The original Gaelic lyrics to “I Am a Girl from the Suir-Side” have been lost, but McKeown uses verses from an English poem set to the original melody that appeared in 1584, the oldest known annotation of an Irish song. Guitarist Steve Cooney’s gorgeous accompaniment complements McKeown’s emotionally potent delivery.
Fans of Irish music will no doubt recognize several of the more popular traditional love songs covered by McKeown here, including “Bean Pháidín" (“Paudeen’s Woman”) and “The Blackthorn Tree.”
Credit Phil Cunningham, brother of the late legendary Scottish musician Johnny Cunningham, a dear friend of McKeown’s, with providing instrumental inspiration for several of the album’s more unique tunes.
“I was on memorial concert tour for Johnny with his brother Phil and at one point he played me some music on his laptop which he had recently recorded. I heard the voices and instruments and was really intrigued.”
What Cunningham had played was music by artists from Asturias and the Basque country in northern Spain, who McKeown eventually tracked down and convinced to join her on several tracks that they recorded together. “The Last of the Light,” a song that McKeown had first heard as a child, features Colombian musician Edmar Castañeda on South American harp and Igor Oxtoa and Harkaitz on traditional wood and stone percussion instruments. The resulting magic connects the dots between the Celts and the Basques.
Besides being an album of uniquely interpreted and sensual love songs, “Blackthorn” as a whole is about exploration for the singer. It includes tracks recorded in Ireland, the Basque Country, and Asturias, the first time the singer has ventured outside of New York to record.

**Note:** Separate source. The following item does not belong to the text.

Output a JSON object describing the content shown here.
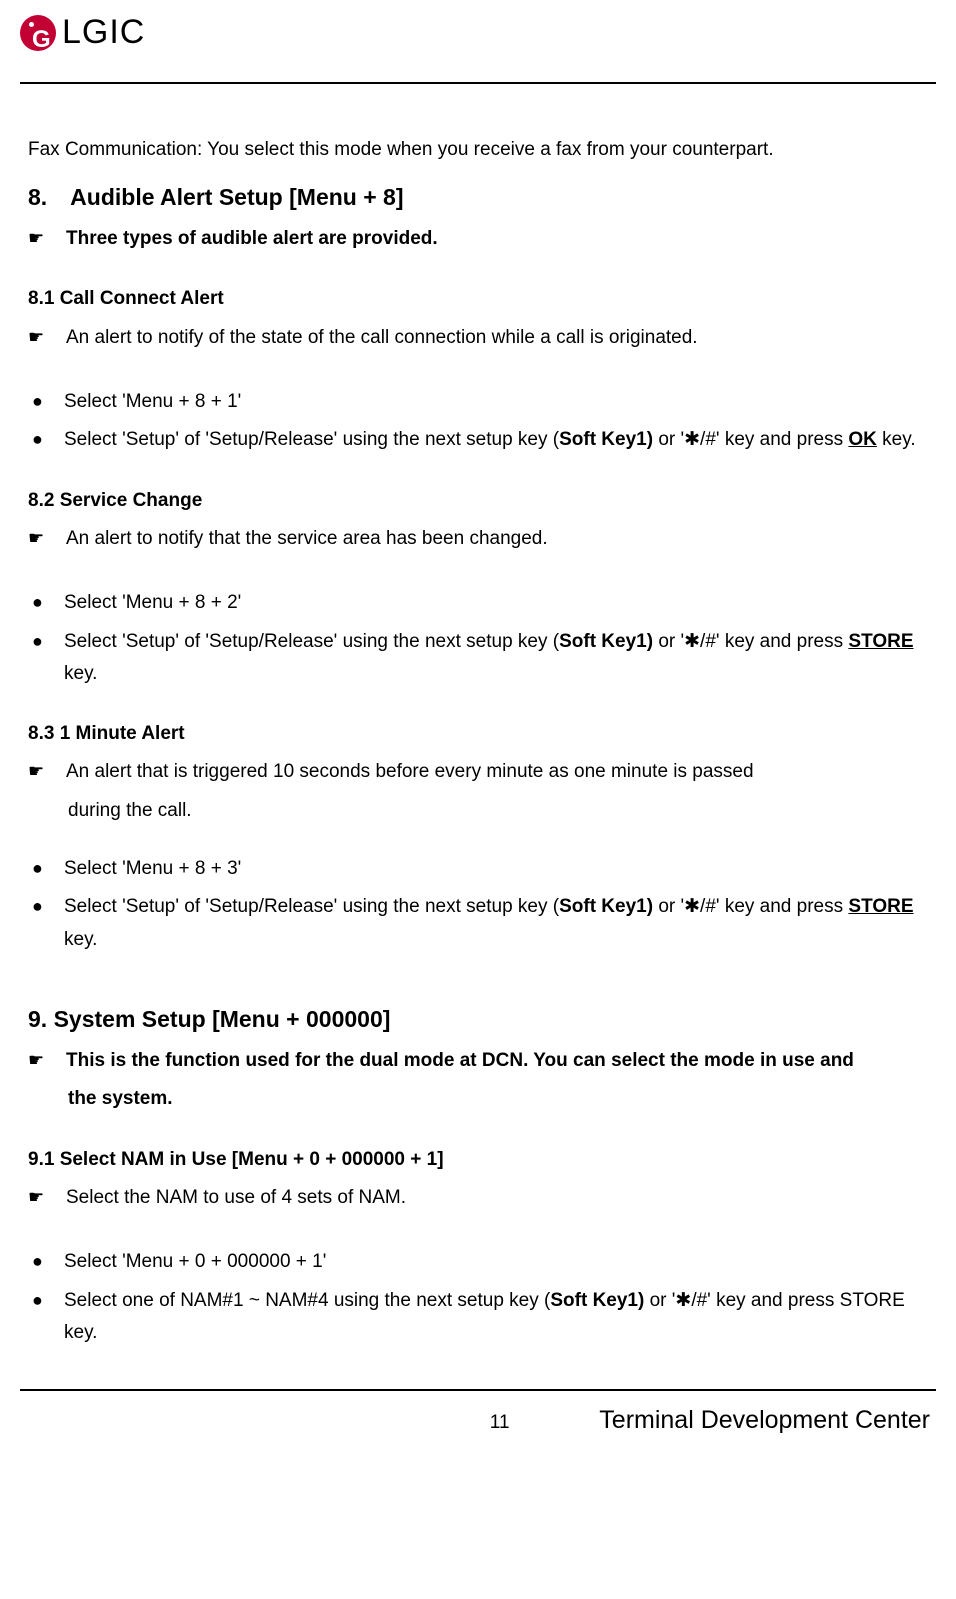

Although McKeown is quick to acknowledge that being based in New York continues to influence her music.
“The New York scene is unique,” she points out. “It’s really vibrant. Some people say that you can find the best Irish sessions here these days. I consider myself very fortunate to be part of the Irish music scene in New York because it gives you a lot of new ideas and helps keep you constantly enthused.
Whether the lyrics are sung in Gaelic or in English, whether they were written centuries or decades ago, McKeown believes that the stories she tells through the songs on “Blackthorn” reveal truths that are timeless.
“To me, these love songs maintain their relevance even today. They express emotions that we all understand. And while they might be old, the subject of love remains universal and contemporary to us all.”